Boise is located in the southwestern part of Idaho about 55 miles from the border of Oregon along the I-84 corridor. The capital city of Idaho, Boise, is also the largest city in Idaho with a population of more than 223,000. Boise has several suburb cities that have grown to the point that there is not much distinction between where one starts and the other begins though is more or less a continuous trail of neighborhoods and business centers from one end of the Treasure Valley to the other.
Meridian is Boise’s closest neighbor and at a population of 87,743, it is the state’s second-largest city, edging out Nampa which had held that title previously. It is also the Idaho’s fastest growing urban city with a population growth of 3.5 percent. Meridian is 15 miles from Boise from city center to city center, although as stated before, growth has turned the borders of these two metropolitan areas into kissing cousins. Meridian, with its later growth spurt, sometimes feels younger and fresher than Boise.
Eagle Road, which runs through Meridian from north to south on the eastern edge of Meridian, has become a shopping and business mecca and for Ada County. The intersection of Eagle Road and Fairview Road is the busiest intersection in the state as more than 6,500 cars can pass through during the peak hours of 4-6pm. This is in part, because of all of the new commercial building that has taken place in this area, (including the very popular Village Shopping Center), and in part, because it is basically the only straight through drive from I-84 to State Street on the north end of the Valley.
The busy traffic does not stop people from wanting to live in this vibrant town as the availabilities of amenities such as shopping, hospitals, entertainment and employment makes moving into one of the many new developments being built every year very desirable for buyers. Meridian has many events and activities throughout the year to entertain and delight its residents. Home to many beautiful neighborhood parks as well as to commercial entertainment sites such as Roaring Springs Water Park, Meridian Speedway, Wahooz Family Fun Zone, and many great movie theaters and shopping centers, if you get bored in Meridian it is by choice.
Nampa, which is west of Meridian, is 22 miles from Boise by way of I-84. While 22 miles is not far by freeway, traveling a half an hour to enjoy some of the benefits of the Boise lifestyle can be disappointing. While Nampa has many of its own charms and there is plenty to do in Nampa, some people are disappointed that there seems to be less easy accessibility to outdoor activities that you would find in Boise. Nampa has fewer places to walk or ride bikes and of course, Boise has that beautiful Greenbelt by the river that so many people enjoy. And if you are a skier, it will take you over an hour to get to Bogus Basin Ski Resort, even though you can see the lights of the resort from all the way to Oregon at night.

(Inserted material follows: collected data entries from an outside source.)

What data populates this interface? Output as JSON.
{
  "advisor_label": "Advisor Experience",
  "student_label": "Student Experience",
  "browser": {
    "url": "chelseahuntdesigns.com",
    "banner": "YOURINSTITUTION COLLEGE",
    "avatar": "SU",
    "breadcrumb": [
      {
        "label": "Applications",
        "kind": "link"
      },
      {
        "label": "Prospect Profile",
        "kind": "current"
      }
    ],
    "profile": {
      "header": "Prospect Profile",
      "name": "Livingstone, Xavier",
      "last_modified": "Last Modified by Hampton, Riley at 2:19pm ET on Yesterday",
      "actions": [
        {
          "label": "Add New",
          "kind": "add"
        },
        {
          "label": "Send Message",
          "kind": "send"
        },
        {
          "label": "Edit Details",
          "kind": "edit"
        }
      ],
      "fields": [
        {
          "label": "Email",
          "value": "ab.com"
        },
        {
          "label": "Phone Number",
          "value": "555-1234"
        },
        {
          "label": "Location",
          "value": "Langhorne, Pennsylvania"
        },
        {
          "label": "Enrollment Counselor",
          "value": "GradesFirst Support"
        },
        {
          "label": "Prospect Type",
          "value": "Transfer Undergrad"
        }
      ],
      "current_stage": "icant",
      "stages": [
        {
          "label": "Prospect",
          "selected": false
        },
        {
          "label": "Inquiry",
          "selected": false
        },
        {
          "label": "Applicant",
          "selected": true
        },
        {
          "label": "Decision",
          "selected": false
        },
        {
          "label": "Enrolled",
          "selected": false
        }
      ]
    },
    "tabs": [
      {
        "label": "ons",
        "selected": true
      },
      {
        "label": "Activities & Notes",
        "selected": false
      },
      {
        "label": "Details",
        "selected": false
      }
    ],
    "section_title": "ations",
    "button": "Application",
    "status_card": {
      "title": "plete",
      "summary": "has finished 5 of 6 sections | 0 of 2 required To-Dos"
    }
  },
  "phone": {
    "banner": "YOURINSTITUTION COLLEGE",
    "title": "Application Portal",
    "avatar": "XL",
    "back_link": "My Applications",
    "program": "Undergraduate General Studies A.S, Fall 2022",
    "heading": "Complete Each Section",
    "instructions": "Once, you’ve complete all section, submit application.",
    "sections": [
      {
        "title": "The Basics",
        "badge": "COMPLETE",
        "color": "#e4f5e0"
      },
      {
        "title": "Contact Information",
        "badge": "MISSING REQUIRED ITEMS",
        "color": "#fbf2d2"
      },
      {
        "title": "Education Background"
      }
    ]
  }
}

Many people do, however, commute from Nampa to Boise for work as the relatively straight shot across I-84 makes commuting a little easier to get to many places in Boise. But people don’t always go from Nampa to do things in Boise. Nampa has many draws that bring people into its city. The Ford Idaho Center is venue for horse shows, concerts, conventions and other exciting events. The Deer Flat National Wildlife Refuge is a lovely and peaceful park with a pond for fishing and kayaking. There is a visitor’s center which tells you about Lake Lowell, another popular attraction in Nampa.
Caldwell is about 28 miles west of Boise along the I-84 corridor. The College of Idaho is located in Caldwell and is a reason that many make the half-hour commute to this charming town. This small liberal arts college, with its very low teacher/student ratio strives to help students be successful in their college experience. Their PEAK program helps students to graduate in four years with a major and three minors, preparing their students for life and careers after they leave the school setting.
Caldwell is also home to the Caldwell Night Rodeo. One of the longest running events in Canyon County, the Caldwell Night Rodeo brings in more than 45,000 fans in its five-night run each year. Attracting top rodeo professionals, this rodeo has been named by many rodeo magazines and organizations as one of the top rodeos in the nation. Held at night under lights, this is truly a unique experience for rodeo goers. CNR has a tremendous impact on the community, not only for the revenue it brings to the community in general, but also the to the charities, scholarships and non-profit organizations that are supported by CNR.
Boise is a busy and beautiful city full of things to do and places to go. But as we have seen, being willing to travel just a bit to the outlying cities of Meridian, Nampa and Caldwell opens up many more opportunities for living, working and playing in the Treasure Valley. The three main arteries traveling east to west are I-84, Chinden Blvd (hwy 20-26) and State Street (hwy 44), and on any one of these highways your trip to these communities will be straightforward. It is easy to see why these four cities sometimes seem like one large community.